Kayıtları bulunmaktadır. Ayrıca;
Theodore I. Jüstinyen'in hükümdarlığı süresince (527-565) Galatya sınırları içerisindeki Sykeon167'da doğdu.
Thedore çocukluğunu evlerinin yakınlarında bulunan Aziz GEORGE kilisesindeki el yazmalarını okuyarak geçirdi. Annesinin karşı çıkmasına rağmen on dört yaşına bastığında evini bir daha dönmemek üzere terk etti (Kaegi ve Jr. 2003:13/876). Önce yeraltındaki bir mağarada iki yıl, ardından demir bir kafesin içerisinde yaşadı. Mucizeler gerçekleştiriyor, kötü ruhları kovuyor ve hastaları iyileştiriyordu. Sykeon'da bir manastır kurdu ve Anastasioupolis (Beypazarı) psikoposu seçildi. 11 yıl boyunca psikoposluk yaptı, ardından görevini bıraktı ve manastırına döndü. Kudüs, Konstantinapolis ve Sozopolis'e (Uluborlu-Isparta) yolculuklar yaptı. Hayatı boyunca aziz George'un özel koruması altındaydı.
613'te Sykeon'da ölen azizin öğrencisi George tarafından yazılan biyografisi kırsal yaşam, topografi ve siyasi tarih konusunda önemli bilgiler içerir. Sykeon'lu Theodore 22 Nisan'da anılmaktaydı (Kazdhan1991).[ii]
Anastasiopolis piskoposluğundan 600 yılında istifa eden Aziz, emekliliğini geçirmek üzere Pidrum (Çardak) ile Heliopolis (Juliopolis) yakınındaki Akrenia (İkizafer) Saint Michael'e gitti. [iii] denilmektedir…
Burak Tamer'in Kotiaion Civarında İmparator Azatlıları ve İmparator Arazileri adlı çalışmasında, Mithchell'e dayanarak, Perge'de ikamet eden İtalik kökenli Plancii ailesinin İmparatorluk döneminde(MÖ 31-MS 395) Choria Cosidiana (Mihalıççık, Beylikova'yı da kapsayan bölge)'ni,n doğu komşuluğunda Akreina (İkizafer) ve Phyle (Beyköy) yerleşimlerinin de dahil olduğu arazilerin sahibi olduğu belirtilmiştir…
Dolayısıyla, İki Zafer bir dönem İtalyan kökenli bir ailenin özel mülkü olması yanında, önemli bir Hristiyan azizine de ev sahipliği yapmıştır…

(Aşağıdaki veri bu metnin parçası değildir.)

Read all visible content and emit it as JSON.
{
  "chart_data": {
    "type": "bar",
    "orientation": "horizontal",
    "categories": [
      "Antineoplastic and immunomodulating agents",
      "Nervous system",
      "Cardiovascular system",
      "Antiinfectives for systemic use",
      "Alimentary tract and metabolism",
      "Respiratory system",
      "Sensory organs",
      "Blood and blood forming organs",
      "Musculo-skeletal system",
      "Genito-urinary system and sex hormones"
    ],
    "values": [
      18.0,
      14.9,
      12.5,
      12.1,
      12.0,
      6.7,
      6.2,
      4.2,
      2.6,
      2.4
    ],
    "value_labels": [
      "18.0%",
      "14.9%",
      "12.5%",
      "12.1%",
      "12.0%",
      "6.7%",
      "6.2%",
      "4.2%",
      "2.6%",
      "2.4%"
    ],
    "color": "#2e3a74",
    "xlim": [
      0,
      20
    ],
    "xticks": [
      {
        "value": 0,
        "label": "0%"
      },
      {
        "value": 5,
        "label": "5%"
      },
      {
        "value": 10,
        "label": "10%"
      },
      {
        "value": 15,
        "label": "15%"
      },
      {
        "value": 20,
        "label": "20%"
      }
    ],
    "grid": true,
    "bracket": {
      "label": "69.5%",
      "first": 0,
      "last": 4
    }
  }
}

Hiç kuşkusuz bunda Juliopolis gibi önemli bir idari merkeze olduğu kadar Beypazarı'nda yer alan Anastasiopolis gibi bir dini merkeze yakınlığının da önemli olduğu açıktır…
Nitekim 2014 yılında Hale Güney tarafından yapılan araştırma neticesinde yayınlanan bilimsel çalışmada bu hususlara da yer verilmiştir…
Ancak, en başta belirttiğimiz üzere, mikro düzeyde ele aldığımız kısa inceleme, esasında Dinek, Gürleyik, Çardak, Çalçı, Çukurören bölgesinde bulunan arkeolojik buluntuları ihmal anlamına gelmemekte (ki bunları da ileride ele alırız), aksine bunların önemi ve bütünsel olarak ele almak zorunluluğuna işaret etmek amacı gütmektedir. Dahası bu bütünlük, tarih yanında doğayı da içeren kapsam dahilinde olmalıdır…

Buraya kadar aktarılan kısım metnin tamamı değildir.